I could not prove it using standard techniques as I do not know how to bound $|g_{n}(y)-g(y)|$ when $n$ becomes very large. The authors argue that the convergence of $g_{n}(y)\rightarrow g(y)$ is similar to $f(g_{n}(y))\rightarrow f(g(y))$ because the mapping by a uniformly convergent function series keeps uniform convergence. Thus they give the following argument that $$d(f(g(y)),f(g_{n}(y)))=d(y,f(g_{n}(y)))\le d(y,f_{n}(g_{n}(y)))+d(f_{n}(g_{n}(y)),f(g_{n}(y)))=d(f_{n}(g_{n}(y)),f(g_{n}(y)))$$

So since $f_{n}\rightarrow f$ uniformly by hypothesis the statement is proved. My question is: Is the step of substituting $|g_{n}(y)-g(y)|$ by $|f(g(y))-f(g_{n}(y))|$ really justified? I could not get the “keep uniform convergence” thing the author is talking about. But I also could not come up with a better proof.

#### Solutions Collecting From Web of "Uniform convergence of functions, Spring 2002"
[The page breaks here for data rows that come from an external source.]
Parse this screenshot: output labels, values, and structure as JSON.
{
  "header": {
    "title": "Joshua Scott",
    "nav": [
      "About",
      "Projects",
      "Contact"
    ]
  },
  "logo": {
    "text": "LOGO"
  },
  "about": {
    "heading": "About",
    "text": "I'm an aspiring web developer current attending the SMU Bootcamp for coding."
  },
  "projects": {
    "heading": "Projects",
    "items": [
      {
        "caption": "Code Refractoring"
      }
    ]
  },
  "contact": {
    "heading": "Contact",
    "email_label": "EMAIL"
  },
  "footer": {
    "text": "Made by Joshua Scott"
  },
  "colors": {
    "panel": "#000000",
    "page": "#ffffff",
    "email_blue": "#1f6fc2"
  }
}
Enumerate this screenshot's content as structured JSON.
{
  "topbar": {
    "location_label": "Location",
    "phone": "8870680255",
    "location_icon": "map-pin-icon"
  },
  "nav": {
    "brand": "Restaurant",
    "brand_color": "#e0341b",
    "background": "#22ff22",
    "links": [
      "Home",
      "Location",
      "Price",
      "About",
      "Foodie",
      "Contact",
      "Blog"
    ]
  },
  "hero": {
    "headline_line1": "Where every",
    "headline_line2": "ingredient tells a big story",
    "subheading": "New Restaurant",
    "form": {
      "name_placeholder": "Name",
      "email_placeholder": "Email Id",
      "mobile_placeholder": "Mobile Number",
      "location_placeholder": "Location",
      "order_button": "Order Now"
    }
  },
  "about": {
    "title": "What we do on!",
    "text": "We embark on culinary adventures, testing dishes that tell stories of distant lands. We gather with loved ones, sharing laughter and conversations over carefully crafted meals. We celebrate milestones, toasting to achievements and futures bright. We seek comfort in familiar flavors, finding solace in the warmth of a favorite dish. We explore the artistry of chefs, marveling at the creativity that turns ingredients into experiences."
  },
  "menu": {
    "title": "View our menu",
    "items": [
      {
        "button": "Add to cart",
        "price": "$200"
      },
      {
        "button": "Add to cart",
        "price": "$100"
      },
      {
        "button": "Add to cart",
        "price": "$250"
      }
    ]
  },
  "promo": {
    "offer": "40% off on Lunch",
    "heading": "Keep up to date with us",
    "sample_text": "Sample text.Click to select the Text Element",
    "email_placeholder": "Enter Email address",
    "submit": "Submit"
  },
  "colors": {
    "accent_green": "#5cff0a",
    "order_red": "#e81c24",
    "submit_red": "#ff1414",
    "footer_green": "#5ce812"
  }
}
If $h_n\colon S\to S’$ converges uniformly to $h$ on $S$ and $\varphi\colon S’\to S”$ is uniformly continuous on $S$, fix $\varepsilon>0$. There is a $\delta>0$ such that if $d_{S’}(x,y)\leq \delta$ then $d_{S”}(\varphi(x),\varphi(y))\leq\varepsilon)$. Now, we use the fact that there is an integer $n_0$ such that for all $n\geq n_0$, we have
$$\sup_{x\in S}d_S(h_n(x),h(x))\leq \delta.$$
Then
$$\sup_{x\in S}d_S(\varphi(h_n(x)),\varphi(h(x)))\leq\varepsilon.$$
Now, we apply this result with $\varphi=g$ and $h_n:=f\circ g_n$.